I'm not entirely sure what the deal is with Sierra Nevada Nooner. The name was previously used for a session IPA (reviewed here) but seems to have been re-applied subsequently to this pilsner, the style being "one of the original session beers" according to the blurb. It's the appropriate clear pale gold colour, though maybe a little bit over the alcohol limit at 5.2% ABV. The head disintegrated quickly but this seems to be a side-effect of a deliciously low carbonation level: enough sparkle to liven it up, but still allowing the flavour to come through fully and help make it properly sessionable. Classic German hops have been used and it has that waxy bitterness, particularly in the finish, that's so characteristic of German pils. Honeyish malt provides some balance, but not too much. I'm willing to put aside my usual distaste for those green weedpatch noble hops. Here they're sharp without being severe, showing just the right level of jagged bitterness. While the authenticity of this American pils is questionable, its quality is definitely beyond doubt.

12th of Never is a pale ale created to commemorate the beginning of canning at Lagunitas. This is another pale one, though with a very slight haze to it. The aroma is a fantastic fresh tropical hit of mango and passionfruit, and the flavour continues that theme, adding a certain dank bitterness plus a tiny whisper of savoury fried onion. All very west-coast. The only downside is an unusual issue for a Lagunitas offering: it's just a bit too thin, especially for an ABV of 5.5%. My normal complaint to Lagunitas is that their beers are too thick and syrupy, but this one could do with a little more substance to help carry those lovely hops. The flavour, while wonderful to begin with, does tail off disappointingly fast, leaving just water behind. That's merely a minor quibble, however: the party starts again with the next mouthful. This is another sessionable beauty, albeit very different from the pils above.
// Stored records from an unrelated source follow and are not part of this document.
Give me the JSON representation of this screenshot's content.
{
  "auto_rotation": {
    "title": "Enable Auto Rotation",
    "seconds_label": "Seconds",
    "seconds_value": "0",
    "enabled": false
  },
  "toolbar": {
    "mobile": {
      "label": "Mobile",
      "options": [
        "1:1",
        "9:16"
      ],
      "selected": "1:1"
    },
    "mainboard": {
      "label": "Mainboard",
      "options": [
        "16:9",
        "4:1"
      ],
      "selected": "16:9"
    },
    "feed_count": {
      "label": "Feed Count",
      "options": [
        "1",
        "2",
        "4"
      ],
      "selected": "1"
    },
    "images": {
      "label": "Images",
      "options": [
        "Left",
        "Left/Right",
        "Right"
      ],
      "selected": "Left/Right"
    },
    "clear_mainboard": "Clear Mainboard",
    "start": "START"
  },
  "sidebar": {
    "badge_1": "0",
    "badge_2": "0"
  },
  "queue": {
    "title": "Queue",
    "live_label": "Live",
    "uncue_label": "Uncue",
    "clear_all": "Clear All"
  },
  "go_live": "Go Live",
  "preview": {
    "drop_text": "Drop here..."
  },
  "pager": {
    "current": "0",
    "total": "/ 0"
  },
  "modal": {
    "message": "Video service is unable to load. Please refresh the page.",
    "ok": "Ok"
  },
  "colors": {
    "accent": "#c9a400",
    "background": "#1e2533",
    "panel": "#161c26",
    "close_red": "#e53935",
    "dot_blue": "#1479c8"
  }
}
A total change for the last in today's trilogy. Oskar Blues Death By Coconut, described on the can as an "Irish Porter" whatever they mean by that. It's 6.5% ABV and a dense dark brown. It certainly smells like coconut: lightly toasted husky coconut, and nothing else. That's really all the flavour is interested in too. There's a bit of dark chocolate from added cacao essence but it's very much about accentuating the coconut rather than counterbalancing it, and you get a little hint of vanilla complexity as well. I guess the clue is right there in the name: the drinker is warned to expect coconut in quantity, and the beer most certainly delivers that. It may be one-dimensional, but in a fun and tasty way.

How boring to have three jolly decent beers in a row, but that's just the way they fell that afternoon. My critical faculties will just have to wait for the next beer.

15 February 2017

Stay woke

We only get a limited range of Magic Rock beers in Ireland. "Just what the brewery has available" the importer told me once. I was pleased when Common Grounds, the Magic Rock coffee porter, showed up, and I grabbed a can at the first opportunity.

It pours a deep dark brown, the head crackling up before fading away to almost nothing. It smells of... coffee, funnily enough. Freshly brewed dark-roast coffee to be specific, with just a hint of brown sugar on the side. This softens on tasting to more of a mocha effect, with a slightly milky chocolate streak running through the coffee. The desserty fun is spoiled a little by a slightly harsh dry burnt finish, though that's also perfectly in keeping with the style. My favourite feature is the way the coffee oils hang around on the tongue long after swallowing: that's getting value for your beans.

At a modest 5.4% ABV it's not a beer that's trying to do too much, jumping around with busy coffee and heavy alcohol. Instead it's a refreshing drinking beer that would work just as well by the pint as the small can.